春は桜。桜といえば花見。いまでも桜が咲くといたるところで催される花見ですが、最も盛んで自由に遊宴に興じていたのは江戸時代の人々かも知れません。
花見の席には欠かせない粋な道具類を通して春を感じていただければ幸いに存じます。
手提(てさげ)のついた台に重箱を載せた提重(さげじゅう)と呼ばれる形状。一緒に錫(すず)製の銚子のついた豪華な花見弁当です。
硯(すずり)、水滴(硯に差す水を入れる容器)、墨を納めた硯箱。花見の席で俳句や漢詩を詠むために使いました。
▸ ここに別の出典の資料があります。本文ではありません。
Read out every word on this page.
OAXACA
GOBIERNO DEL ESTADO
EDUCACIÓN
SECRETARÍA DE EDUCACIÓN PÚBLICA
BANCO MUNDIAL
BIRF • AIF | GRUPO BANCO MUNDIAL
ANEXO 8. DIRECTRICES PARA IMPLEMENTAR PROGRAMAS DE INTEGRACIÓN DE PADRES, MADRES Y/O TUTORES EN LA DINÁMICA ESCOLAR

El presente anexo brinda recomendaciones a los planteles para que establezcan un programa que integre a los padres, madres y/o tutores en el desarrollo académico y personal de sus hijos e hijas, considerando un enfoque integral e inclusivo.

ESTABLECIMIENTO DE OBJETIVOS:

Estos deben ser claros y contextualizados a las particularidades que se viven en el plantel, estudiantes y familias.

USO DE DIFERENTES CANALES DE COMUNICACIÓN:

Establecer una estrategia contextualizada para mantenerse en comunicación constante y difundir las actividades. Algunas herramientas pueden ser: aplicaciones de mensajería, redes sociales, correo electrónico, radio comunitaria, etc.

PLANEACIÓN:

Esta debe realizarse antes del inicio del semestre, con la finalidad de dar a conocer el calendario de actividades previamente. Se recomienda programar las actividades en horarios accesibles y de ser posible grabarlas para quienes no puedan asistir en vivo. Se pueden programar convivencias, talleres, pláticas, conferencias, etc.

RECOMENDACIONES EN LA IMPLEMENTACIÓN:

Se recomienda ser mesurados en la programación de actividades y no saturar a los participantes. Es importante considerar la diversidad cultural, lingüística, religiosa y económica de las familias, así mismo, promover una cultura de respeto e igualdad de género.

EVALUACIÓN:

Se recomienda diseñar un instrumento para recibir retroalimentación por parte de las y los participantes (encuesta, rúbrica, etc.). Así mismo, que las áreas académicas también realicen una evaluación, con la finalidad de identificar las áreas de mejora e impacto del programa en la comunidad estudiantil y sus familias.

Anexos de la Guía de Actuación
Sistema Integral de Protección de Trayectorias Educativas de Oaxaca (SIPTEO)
旅行や遊山(ゆさん)用に必要最小限のものを仕組んだ茶道具セット。竹筒の中には、茶筅(ちゃせん)と一緒に、茶杓(ちゃしゃく)を折り畳んで仕舞います。
屋外で酒の燗を楽しむ道具。銚釐(ちろり)に酒を注ぎ、周囲に水、左の穴に炭を入れて温めます。そして別の銚釐に移し変えて盃に注ぎます。
上部に注ぎ口のある箱状の樽は、指樽(さしだる)と呼ばれます。貯蔵用、運搬用としての用途の他に、祝事の際の祝酒を贈るためにも用いられました。